Hi, I’ve been tuning an odrive 56V with a 48V lithium battery and a D6374 150KV motor and CUI AMT102-V encoder all bought from odrive web, it should work perfectly. But when I demand high accelerations it loses control and spins out. The application that I have demands 2000 turns/s^2 in theory it could do it since the speed limit is not reached and with the inertia of the system it is far from reaching the current limit. However when controlling in trapezoidal position control mode with the acc limit at 2000 turns/s^2 the motor stops giving motor error: unkown_voltage_command and unknown_torque and from time to time spinout_detected error. I have tried to raise and lower the current and encoder bandwidth and there is no improvement, if I lower them I get the error with lower accelerations and if I raise it it loses control holding the position. Setting the inertia doesn’t help either, so currently is 0. I don’t know what else I can do by watching the current, position, speed etc. It controls everything until it suddenly loses control. It doesn’t seem to be a gain setting problem as it neither over oscillates nor under reaches it, just if I do a sine sweep increasing the acceleration as the frequency rises it suddenly spins out. I was expecting a more robust control with defined errors not the unknow type. I have spent 500€ on odrive, motors and encoders and I don’t know what else to do to make it work.
Can someone help me, for the application I have in mind I need at least 5 odrives and 10 motors of this kind. It is a big investment but I believe in the project, I just need support.
These kinds of errors show that the current controller is losing control of the motor, due to the high acceleration. That can be due to the encoder position estimate lagging, or the current controller bandwidth being too low.
Try increasing your
encoder.config.bandwidth and your
motor.config.current_control_bandwidth (max of 4000 on each).
Make sure you’ve updated both the firmware and the odrivetool
pip install --upgrade odrive
First of all thanks for the answer.
Regarding the software, we always have the latest version. Increasing the bandwidth up to 4000 makes it move in hops, I do not know if it is necessary to recalibrate after changing any of the two bandwidth¿?
Regarding hardware, can I change the encoder to another one with a different cpr to increase the acceleration? However, I do not know if it is better to increase or decrease the cpr. By increasing them the frequency of pulses generated by the encoder is higher and maybe the odrive can not keeep up with them. But if I decrease it, I don’t know if the position estimation will be lagging even more.
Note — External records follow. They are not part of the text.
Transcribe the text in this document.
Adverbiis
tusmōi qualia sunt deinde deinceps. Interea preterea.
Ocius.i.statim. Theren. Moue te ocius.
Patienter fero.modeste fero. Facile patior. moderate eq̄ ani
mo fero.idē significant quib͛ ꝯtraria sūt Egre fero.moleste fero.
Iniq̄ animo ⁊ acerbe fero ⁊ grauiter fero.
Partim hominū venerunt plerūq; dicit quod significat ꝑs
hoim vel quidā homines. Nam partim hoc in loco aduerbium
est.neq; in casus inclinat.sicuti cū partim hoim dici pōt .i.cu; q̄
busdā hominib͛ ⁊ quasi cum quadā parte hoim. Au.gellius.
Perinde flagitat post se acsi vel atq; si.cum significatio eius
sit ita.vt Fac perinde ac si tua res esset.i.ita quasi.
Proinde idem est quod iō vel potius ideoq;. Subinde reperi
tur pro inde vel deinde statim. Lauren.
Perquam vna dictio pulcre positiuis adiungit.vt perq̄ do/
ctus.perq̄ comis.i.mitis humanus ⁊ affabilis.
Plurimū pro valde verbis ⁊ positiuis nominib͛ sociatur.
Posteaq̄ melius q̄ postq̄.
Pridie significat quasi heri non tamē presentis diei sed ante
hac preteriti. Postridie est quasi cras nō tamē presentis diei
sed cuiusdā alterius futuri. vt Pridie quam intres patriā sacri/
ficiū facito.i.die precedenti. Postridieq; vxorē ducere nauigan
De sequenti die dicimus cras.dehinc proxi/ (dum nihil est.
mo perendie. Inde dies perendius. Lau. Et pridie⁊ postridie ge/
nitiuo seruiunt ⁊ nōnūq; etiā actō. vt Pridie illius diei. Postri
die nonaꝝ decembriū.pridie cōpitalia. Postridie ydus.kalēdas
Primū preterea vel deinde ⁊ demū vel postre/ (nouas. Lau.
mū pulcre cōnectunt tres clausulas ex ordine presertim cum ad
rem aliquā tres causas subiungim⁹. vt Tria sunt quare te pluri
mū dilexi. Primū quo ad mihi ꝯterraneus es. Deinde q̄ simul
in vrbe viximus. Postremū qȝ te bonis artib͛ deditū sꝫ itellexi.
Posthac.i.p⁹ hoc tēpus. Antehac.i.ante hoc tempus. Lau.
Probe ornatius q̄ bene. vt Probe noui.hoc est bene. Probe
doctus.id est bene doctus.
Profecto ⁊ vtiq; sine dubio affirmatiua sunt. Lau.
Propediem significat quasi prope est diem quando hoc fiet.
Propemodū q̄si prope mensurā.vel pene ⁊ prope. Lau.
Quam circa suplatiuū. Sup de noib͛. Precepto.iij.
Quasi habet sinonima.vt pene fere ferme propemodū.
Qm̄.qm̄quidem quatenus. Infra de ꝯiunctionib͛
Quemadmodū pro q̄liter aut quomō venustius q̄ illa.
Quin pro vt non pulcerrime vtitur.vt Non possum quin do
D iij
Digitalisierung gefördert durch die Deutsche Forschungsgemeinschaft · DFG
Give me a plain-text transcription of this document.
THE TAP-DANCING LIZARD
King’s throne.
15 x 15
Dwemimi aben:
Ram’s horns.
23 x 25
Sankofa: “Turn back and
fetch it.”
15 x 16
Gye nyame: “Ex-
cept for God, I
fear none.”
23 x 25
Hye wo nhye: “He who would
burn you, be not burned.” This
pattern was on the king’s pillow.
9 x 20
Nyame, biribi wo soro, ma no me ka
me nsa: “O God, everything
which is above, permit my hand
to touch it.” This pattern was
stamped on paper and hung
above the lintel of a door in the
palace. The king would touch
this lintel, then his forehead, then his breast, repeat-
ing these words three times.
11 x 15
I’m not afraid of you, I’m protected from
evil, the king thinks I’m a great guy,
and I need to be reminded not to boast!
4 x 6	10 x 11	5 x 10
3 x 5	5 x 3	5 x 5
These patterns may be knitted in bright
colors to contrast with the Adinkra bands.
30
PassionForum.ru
@Wetmelon can you solve this question for me?, please
Sorry, I don’t really know what would cause “hopping”.
What is the mechanical configuration of your system? Can you share a video?
2000 turn/s^2 sounds really high.
The configuration is an electromechanical actuator in parallel with a drive belt. The belt reduction is 1:2 and the screw pitch is 10mm.
With the speed limits the working range of the actuator is calculated, for the given application at least 5mm amplitude and 5 Hz are needed.
The frequency and amplitude limit is calculated according to the maximum speed, as shown in the image. The acceleration would be limited by torque, not because there is an acceleration limit, in this particular case the actual inertia does not require the full torque/current.
For 5mm/5Hz the required acceleration is 2000 rad/s^2 and at 7mm/5Hz is 2750 rad/s^2. In the video below you see the sweep at 5Hz from 0mm to 7mm with the odrive giving an unknown voltage and torque error at around 4mm:
What I don’t quite understand is why in trapezoidal with the limit at 2800rad/s^2 doing a sine with maximum acceleration of 2000rad/s2 the odrive gives error. However if I do a step of 14mm being the demanded acceleration technically infinite >>2800rad/s^2 the odrive does not give error and changes position without problem.
Thank you for your help. @Wetmelon I hope with this information you can help me.
Uhh well if you’re trying to do a sine wave, you should use the sine wave generator (aka “Tuning” mode), for one.
But also, make sure that you don’t have any load on the motor when doing the encoder calibration. that can cause issues.